1. Consider the Gini index, classification error, and entropy in a simple classification setting with two classes (0 and 1). Create a single plot that displays each of these quantities as a function of

̂(p)t1, the proportion of training observations in node t that are from class 1. The x axis should display

̂(p)t1, ranging from 0 to 1, and they axis should display the value of the Gini index, classification

error, and entropy. You can make the plot by hand or software.

2. Suppose we produce 10 bootstrapped samples from a data set containing red and green classes. We then apply a classification tree to each bootstrapped sample and, for a specific value of X, produce 10 estimates of P(Class is Red | X):

0.1, 0.15, 0.2, 0.2, 0.55, 0.6, 0.6, 0.65, 0.7, 0.75

There are two common ways to combine these results together into a single class prediction. One

is the majority vote approach, and the other one is to classify based on the average probability.

(a) What is the final classification under the majority vote approach?

(b) What is the final classification under the average probability approach?

3. Answer the following questions using the Carseats data set.

(a) Split the data set into a training set and a test set.

(b) Fit a regression tree to the training set. Plot the tree, and interpret the results. What test error rate do you obtain?

(c) Perform tree pruning and use cross validation to determine the optimal level of tree complexity. Does pruning the tree improve the test error rate?

(d) Use the bagging approach to analyze this dataset. What test error rate do you obtain? Find which variables are most important.

(e) Use random forests to analyze this dataset. What test error rate do you obtain? Find which variables are most important. Describe the effect of m, the number of variables considered at each split, on the error rate obtained.

4. The toy data set below contains n  = 7 observations in p = 2 dimensions. For each observation, there is an associated class label.

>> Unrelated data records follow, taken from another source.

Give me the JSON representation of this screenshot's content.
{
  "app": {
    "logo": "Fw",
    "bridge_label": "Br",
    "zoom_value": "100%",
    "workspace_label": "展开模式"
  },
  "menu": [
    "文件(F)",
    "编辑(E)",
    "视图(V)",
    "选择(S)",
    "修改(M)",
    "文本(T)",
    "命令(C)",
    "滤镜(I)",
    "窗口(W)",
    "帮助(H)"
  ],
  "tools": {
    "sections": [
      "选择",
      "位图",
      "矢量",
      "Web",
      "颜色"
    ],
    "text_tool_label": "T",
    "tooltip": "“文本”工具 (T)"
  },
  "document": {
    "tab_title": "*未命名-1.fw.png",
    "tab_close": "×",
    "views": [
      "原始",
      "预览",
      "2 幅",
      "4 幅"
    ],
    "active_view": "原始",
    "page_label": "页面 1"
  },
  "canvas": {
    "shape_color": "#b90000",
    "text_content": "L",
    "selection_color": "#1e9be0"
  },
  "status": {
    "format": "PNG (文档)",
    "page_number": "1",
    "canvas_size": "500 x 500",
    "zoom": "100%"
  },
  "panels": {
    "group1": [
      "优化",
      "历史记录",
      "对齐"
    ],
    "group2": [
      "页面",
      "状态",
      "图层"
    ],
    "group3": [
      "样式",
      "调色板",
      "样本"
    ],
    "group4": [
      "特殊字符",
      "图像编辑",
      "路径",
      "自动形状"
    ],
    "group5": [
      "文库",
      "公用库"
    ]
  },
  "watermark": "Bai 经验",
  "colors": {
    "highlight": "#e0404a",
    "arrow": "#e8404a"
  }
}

(a) Sketch the observations.

(b) Sketch the optimal separating hyperplane.

(c) Describe the classification rule. It should be something like “Classify to Red if the point falls to….. and classify to Blue otherwise”.

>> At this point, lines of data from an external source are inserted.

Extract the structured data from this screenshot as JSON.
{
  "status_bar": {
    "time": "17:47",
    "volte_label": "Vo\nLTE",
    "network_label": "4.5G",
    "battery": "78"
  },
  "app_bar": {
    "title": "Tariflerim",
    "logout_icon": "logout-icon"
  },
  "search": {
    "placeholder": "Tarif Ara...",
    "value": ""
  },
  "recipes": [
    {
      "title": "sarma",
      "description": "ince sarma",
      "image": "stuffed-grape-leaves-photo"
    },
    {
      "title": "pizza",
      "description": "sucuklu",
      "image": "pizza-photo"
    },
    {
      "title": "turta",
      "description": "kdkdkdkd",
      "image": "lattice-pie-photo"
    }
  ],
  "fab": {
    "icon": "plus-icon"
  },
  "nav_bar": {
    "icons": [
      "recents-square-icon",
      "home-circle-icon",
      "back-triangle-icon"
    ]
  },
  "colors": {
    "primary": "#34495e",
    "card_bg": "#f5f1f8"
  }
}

(d) On your sketch, indicate the margin for the optimal hyperplane.

(e) Indicate the support vectors.

(f)  Argue  that  a  slight  movement  of the  seventh  observation  would  not  affect  the  optimal hyperplane.

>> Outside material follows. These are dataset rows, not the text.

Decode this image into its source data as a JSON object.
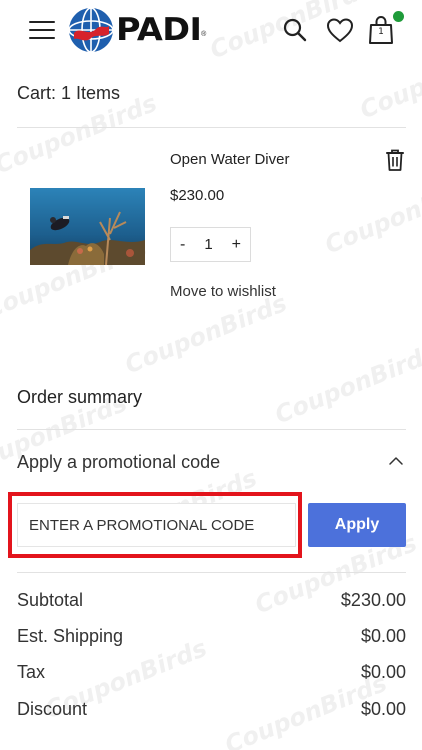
{
  "header": {
    "logo_text": "PADI",
    "logo_registered": "®",
    "icons": {
      "menu": "hamburger-menu-icon",
      "search": "search-icon",
      "wishlist": "heart-icon",
      "bag": "shopping-bag-icon"
    },
    "bag_count": "1",
    "bag_indicator_color": "#1f9b3a"
  },
  "cart": {
    "title": "Cart: 1 Items",
    "items": [
      {
        "name": "Open Water Diver",
        "price": "$230.00",
        "quantity": "1",
        "qty_minus": "-",
        "qty_plus": "+",
        "move_to_wishlist": "Move to wishlist",
        "delete_icon": "trash-icon"
      }
    ]
  },
  "summary": {
    "title": "Order summary",
    "promo_toggle_label": "Apply a promotional code",
    "promo_placeholder": "ENTER A PROMOTIONAL CODE",
    "promo_value": "",
    "apply_label": "Apply",
    "rows": [
      {
        "label": "Subtotal",
        "value": "$230.00"
      },
      {
        "label": "Est. Shipping",
        "value": "$0.00"
      },
      {
        "label": "Tax",
        "value": "$0.00"
      },
      {
        "label": "Discount",
        "value": "$0.00"
      }
    ]
  },
  "colors": {
    "accent": "#4c71db",
    "highlight": "#e3141c"
  },
  "watermark": "CouponBirds"
}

5. Suppose that for a particular data set, we perform agglomerative (hierarchical) clustering using single linkage and complete linkage. We obtain two dendrograms.

(a) At a certain point on the single linkage dendrogram, the clusters  {1, 2, 3} and  {4, 5} fuse. On the complete linkage dendrogram, the clusters {1, 2, 3} and {4, 5} also fuse at a certain point. Which fusion will occur higher on the tree, or will they fuse at the same height, or is there not enough information to tell?

(b) At a certain point on the single linkage dendrogram, the clusters  {5} and  {6} fuse. On the complete linkage dendrogram, the clusters {5} and {6} also fuse at a certain point. Which fusion will occur higher on the tree, or will they fuse at the same height, or is there not enough information to tell?